Salama Joseph K, Mundt Arno J, Roeske John, Mehta Neil
Department of Radiation and Cellular Oncology, University of Chicago, Chicago, IL 60637-1407, USA.
Int J Radiat Oncol Biol Phys. 2006 Jul 15;65(4):1170-6. doi: 10.1016/j.ijrobp.2006.02.041. Epub 2006 May 26.
The aim of this article is to report a preliminary analysis of our initial clinical experience with extended-field intensity-modulated radiotherapy for gynecologic malignancies.

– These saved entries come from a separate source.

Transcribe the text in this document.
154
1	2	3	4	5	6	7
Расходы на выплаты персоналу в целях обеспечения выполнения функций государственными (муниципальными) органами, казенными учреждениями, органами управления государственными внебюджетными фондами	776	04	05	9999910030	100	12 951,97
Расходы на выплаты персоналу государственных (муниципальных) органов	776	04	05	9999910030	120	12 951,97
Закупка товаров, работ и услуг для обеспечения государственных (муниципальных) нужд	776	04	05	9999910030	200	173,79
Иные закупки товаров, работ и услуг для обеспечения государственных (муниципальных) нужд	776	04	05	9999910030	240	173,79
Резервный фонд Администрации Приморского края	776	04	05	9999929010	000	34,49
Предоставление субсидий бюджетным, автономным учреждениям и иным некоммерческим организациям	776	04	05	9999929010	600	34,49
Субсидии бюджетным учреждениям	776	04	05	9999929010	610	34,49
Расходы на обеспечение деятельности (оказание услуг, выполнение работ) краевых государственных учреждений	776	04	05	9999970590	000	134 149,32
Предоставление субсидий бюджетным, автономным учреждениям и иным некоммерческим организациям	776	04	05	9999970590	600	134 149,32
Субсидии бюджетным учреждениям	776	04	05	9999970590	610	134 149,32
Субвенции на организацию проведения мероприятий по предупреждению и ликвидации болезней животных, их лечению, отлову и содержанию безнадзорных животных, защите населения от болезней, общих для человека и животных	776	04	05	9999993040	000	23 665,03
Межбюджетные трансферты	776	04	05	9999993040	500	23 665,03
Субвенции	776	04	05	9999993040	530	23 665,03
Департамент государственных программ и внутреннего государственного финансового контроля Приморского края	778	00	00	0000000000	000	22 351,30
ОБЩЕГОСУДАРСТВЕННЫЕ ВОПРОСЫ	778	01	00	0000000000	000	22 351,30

Between November 2002 and May 2005, 13 women with gynecologic malignancies were treated with extended-field radiation therapy. Of the women, 7 had endometrial cancer, 4 cervical cancer, 1 recurrent endometrial cancer, and 1 suspected cervical cancer. All women underwent computed tomography planning, with the upper vagina, parametria, and uterus (if present) contoured within the CTV. In addition, the clinical target volume contained the pelvic and presacral lymph nodes as well as the para-aortic lymph nodes. All acute toxicity was scored according to the Common Terminology Criteria for Adverse Events (CTCAE v 3.0). All late toxicity was scored using the Radiation Therapy Oncology Group late toxicity score.
The median follow-up was 11 months. Extended-field intensity-modulated radiation therapy (IMRT) for gynecologic malignancies was well tolerated. Two patients experienced Grade 3 or higher toxicity. Both patients were treated with concurrent cisplatin based chemotherapy. Neither patient was planned with bone marrow sparing. Eleven patients had no evidence of late toxicity. One patient with multiple previous surgeries experienced a bowel obstruction. One patient with bilateral grossly involved and unresectable common iliac nodes experienced bilateral lymphedema. Extended-field-IMRT achieved good local control with only 1 patient, who was metastatic at presentation, and 1 patient not able to complete treatment, experiencing in-field failure.
Extended-field IMRT is safe and effective with a low incidence of acute toxicity. Longer follow-up is needed to assess chronic toxicity, although early results are promising.
本文旨在报告我们对妇科恶性肿瘤进行扩大野调强放射治疗的初步临床经验分析。
2002年11月至2005年5月期间,13例妇科恶性肿瘤患者接受了扩大野放射治疗。其中7例为子宫内膜癌,4例为宫颈癌,1例为复发性子宫内膜癌,1例为疑似宫颈癌。所有患者均接受了计算机断层扫描计划,CTV范围内勾勒出上阴道、宫旁组织和子宫(如有)。此外,临床靶区包括盆腔和骶前淋巴结以及腹主动脉旁淋巴结。所有急性毒性均根据不良事件通用术语标准(CTCAE v 3.0)进行评分。所有晚期毒性均采用放射肿瘤学组晚期毒性评分。
中位随访时间为11个月。妇科恶性肿瘤的扩大野调强放射治疗(IMRT)耐受性良好。2例患者出现3级或更高毒性。这2例患者均接受了基于顺铂的同步化疗。2例患者均未采用骨髓保护计划。11例患者无晚期毒性证据。1例曾多次接受手术的患者发生肠梗阻。1例双侧髂总淋巴结广泛受累且无法切除的患者出现双侧淋巴水肿。扩大野IMRT实现了良好的局部控制,仅1例初诊时已有转移的患者和1例无法完成治疗的患者出现野内失败。
扩大野IMRT安全有效,急性毒性发生率低。尽管早期结果令人鼓舞,但仍需要更长时间的随访来评估慢性毒性。